This is something I have surely mentioned before, but for me, there are three main components to a book that can make me like it or not: style, plot, and characters. Of these, style is probably the most central. There are books I know are really good that I just really dislike because of the style.
At the moment, I am reading Dorothy Dunnett and, for some reason, Robert Jordan. Yes, I am indeed reading the Time Wheel series, skipping as much as possible of the dialogue and the descriptions of people, not to mention inner monologues; some chapters I avoid entirely. Jordan could really plot a story, and I am curious to see what will happen. I have read the first six books before, as a matter of fact, and even rather liked the first four of them, then. Not so much this time.

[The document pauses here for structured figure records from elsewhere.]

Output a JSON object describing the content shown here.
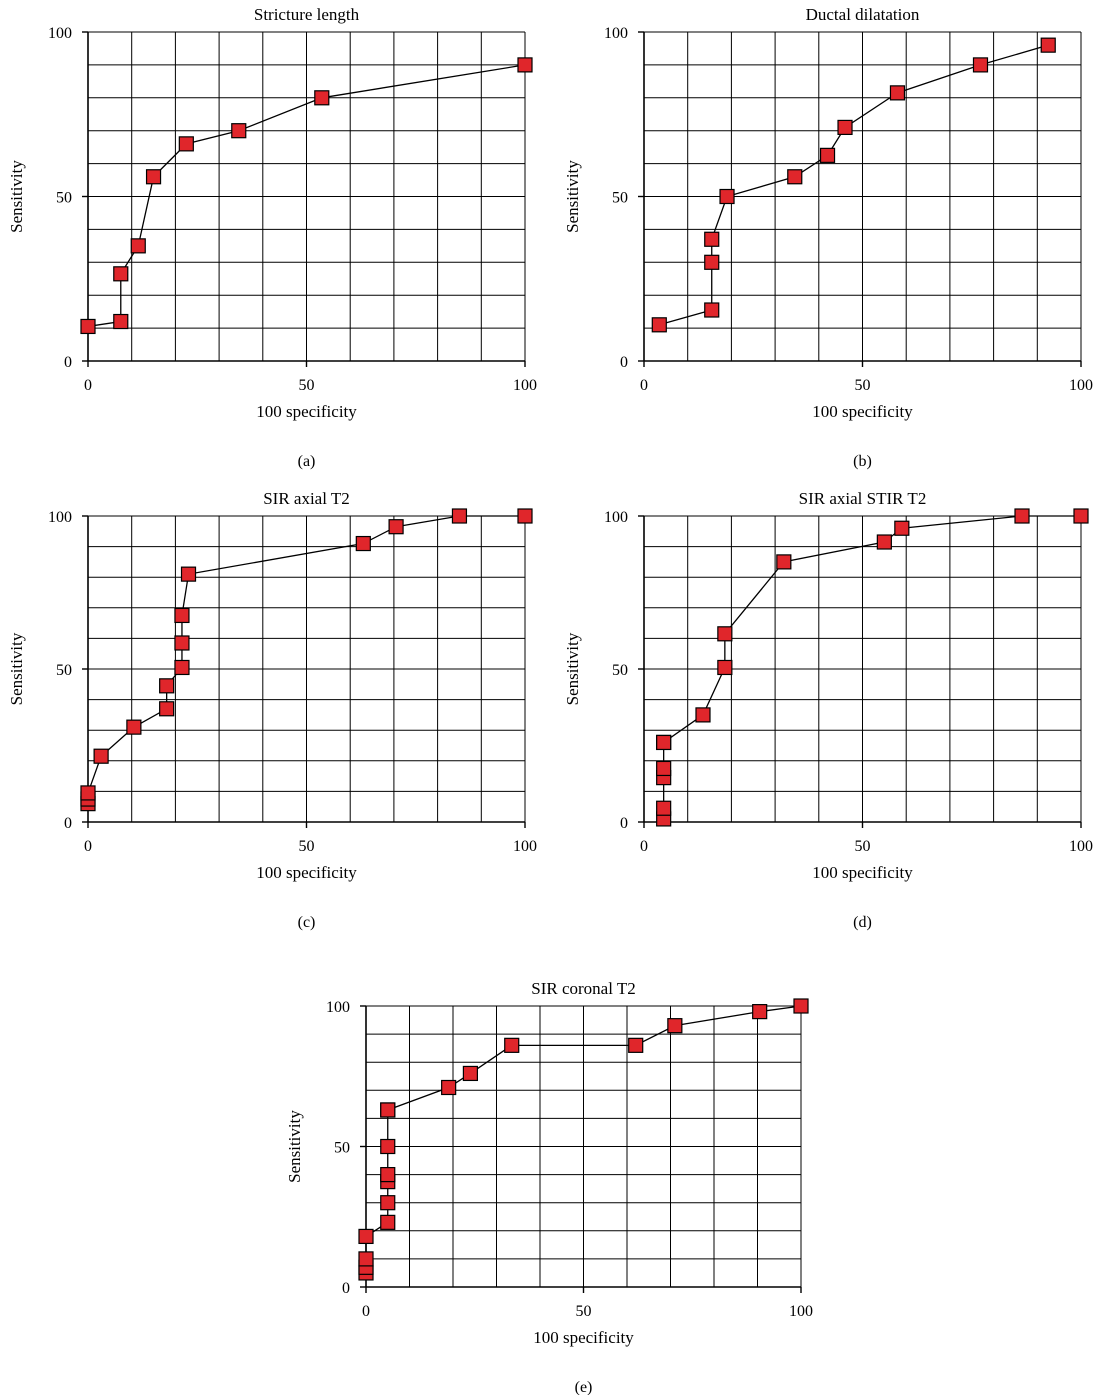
{
  "chart_data": [
    {
      "type": "scatter",
      "panel_label": "(a)",
      "title": "Stricture length",
      "xlabel": "100 specificity",
      "ylabel": "Sensitivity",
      "xlim": [
        0,
        100
      ],
      "ylim": [
        0,
        100
      ],
      "x_ticks": [
        "0",
        "50",
        "100"
      ],
      "y_ticks": [
        "0",
        "50",
        "100"
      ],
      "grid": true,
      "marker_color": "#e0262b",
      "series": [
        {
          "x": [
            0,
            7.5,
            7.5,
            11.5,
            15,
            22.5,
            34.5,
            53.5,
            100
          ],
          "y": [
            10.5,
            12,
            26.5,
            35,
            56,
            66,
            70,
            80,
            90
          ]
        }
      ]
    },
    {
      "type": "scatter",
      "panel_label": "(b)",
      "title": "Ductal dilatation",
      "xlabel": "100 specificity",
      "ylabel": "Sensitivity",
      "xlim": [
        0,
        100
      ],
      "ylim": [
        0,
        100
      ],
      "x_ticks": [
        "0",
        "50",
        "100"
      ],
      "y_ticks": [
        "0",
        "50",
        "100"
      ],
      "grid": true,
      "marker_color": "#e0262b",
      "series": [
        {
          "x": [
            3.5,
            15.5,
            15.5,
            15.5,
            19,
            34.5,
            42,
            46,
            58,
            77,
            92.5
          ],
          "y": [
            11,
            15.5,
            30,
            37,
            50,
            56,
            62.5,
            71,
            81.5,
            90,
            96
          ]
        }
      ]
    },
    {
      "type": "scatter",
      "panel_label": "(c)",
      "title": "SIR axial T2",
      "xlabel": "100 specificity",
      "ylabel": "Sensitivity",
      "xlim": [
        0,
        100
      ],
      "ylim": [
        0,
        100
      ],
      "x_ticks": [
        "0",
        "50",
        "100"
      ],
      "y_ticks": [
        "0",
        "50",
        "100"
      ],
      "grid": true,
      "marker_color": "#e0262b",
      "series": [
        {
          "x": [
            0,
            0,
            0,
            3,
            10.5,
            18,
            18,
            21.5,
            21.5,
            21.5,
            23,
            63,
            70.5,
            85,
            100
          ],
          "y": [
            6,
            7.5,
            9.5,
            21.5,
            31,
            37,
            44.5,
            50.5,
            58.5,
            67.5,
            81,
            91,
            96.5,
            100,
            100
          ]
        }
      ]
    },
    {
      "type": "scatter",
      "panel_label": "(d)",
      "title": "SIR axial STIR T2",
      "xlabel": "100 specificity",
      "ylabel": "Sensitivity",
      "xlim": [
        0,
        100
      ],
      "ylim": [
        0,
        100
      ],
      "x_ticks": [
        "0",
        "50",
        "100"
      ],
      "y_ticks": [
        "0",
        "50",
        "100"
      ],
      "grid": true,
      "marker_color": "#e0262b",
      "series": [
        {
          "x": [
            4.5,
            4.5,
            4.5,
            4.5,
            4.5,
            4.5,
            13.5,
            18.5,
            18.5,
            32,
            55,
            59,
            86.5,
            100
          ],
          "y": [
            1,
            4.5,
            14.5,
            17.5,
            26,
            26,
            35,
            50.5,
            61.5,
            85,
            91.5,
            96,
            100,
            100
          ]
        }
      ]
    },
    {
      "type": "scatter",
      "panel_label": "(e)",
      "title": "SIR coronal T2",
      "xlabel": "100 specificity",
      "ylabel": "Sensitivity",
      "xlim": [
        0,
        100
      ],
      "ylim": [
        0,
        100
      ],
      "x_ticks": [
        "0",
        "50",
        "100"
      ],
      "y_ticks": [
        "0",
        "50",
        "100"
      ],
      "grid": true,
      "marker_color": "#e0262b",
      "series": [
        {
          "x": [
            0,
            0,
            0,
            0,
            5,
            5,
            5,
            5,
            5,
            5,
            5,
            19,
            24,
            33.5,
            62,
            71,
            90.5,
            100
          ],
          "y": [
            5,
            7,
            10,
            18,
            23,
            30,
            37.5,
            40,
            50,
            63,
            63,
            71,
            76,
            86,
            86,
            93,
            98,
            100
          ]
        }
      ]
    }
  ]
}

There are some rules about how people in Jordan’s books behave. All people, without exception. Most important of these rules is that if a man is talking to a woman or a woman to a man, the main purpose of the conversation is to score a point of some kind. This is usually also true when women are talking to each other, and occasionally when men converse with each other. However, many men are able to carry on a conversation that is at least reminiscent of something two real people could have. Never, ever so in discourse between people of different genders. Of course there are people like that in real life, but in Jordan’s world it is true of everybody. My theory is that Jordan was overly obsessed with the strategies that sociolinguists refer to as positive and negative face, strategies that people use quite unconsciously to negotiate communications (at least this is true for English, and also for Swedish and many other Indo-European languages. It is always dangerous to assume that a feature of language is universal.) But Jordan’s characters don’t do it unconsciously, they think about the negotiating strategies all the time, the same way we do when we meet people from a very different culture, for instance, or our new boyfriend’s parents, or some other situation where we are very anxious not to offend and to say the right thing. Or, on the other hand, there could be situations where we consciously use these strategies with an aim to say the wrong thing; my point is that the normal case is not to pay this much conscious attention. Even people like me who often feel quite awkward around other people including people I know well, don’t think about the face strategies that much. Jordan’s people do, though. All the time.
They also sometimes ignore the basic face strateies in a rather unrealistic way in order to score points. Communicating is a game played to win. Again, yes, there are peple like that, but there are also people – the majority – who are not like that, in the real world.
And that is the heart of why his characters are so unrealistic, unlovable and all-out annoying, I think. It’s not primarily that no men can ever understand a woman, and no woman ever understand a man (although all women understand one another perfectly even when they are from radically different cultures. The men are again somewhat closer to real people, but only somewhat.) It is not primarily that every single person acts and thinks like an extreme stereotype of a moody teenager, and that none of them develops or matures – they are still very young 13-year-olds, mentally, by the end of book 6. It is not primarily that values and morals are American conservative values and morals, everywhere on the supposedly very huge continent and outside it. All these things are annoying, but the obsession with face, and the underlying premise that communication is a game where you win or lose, that’s what makes the dialogue and characterisations jar so much that I have to skim rather than read them.
And yet I do read these books, for the story. And I read Dunnett at the same time, as a balm for the soul.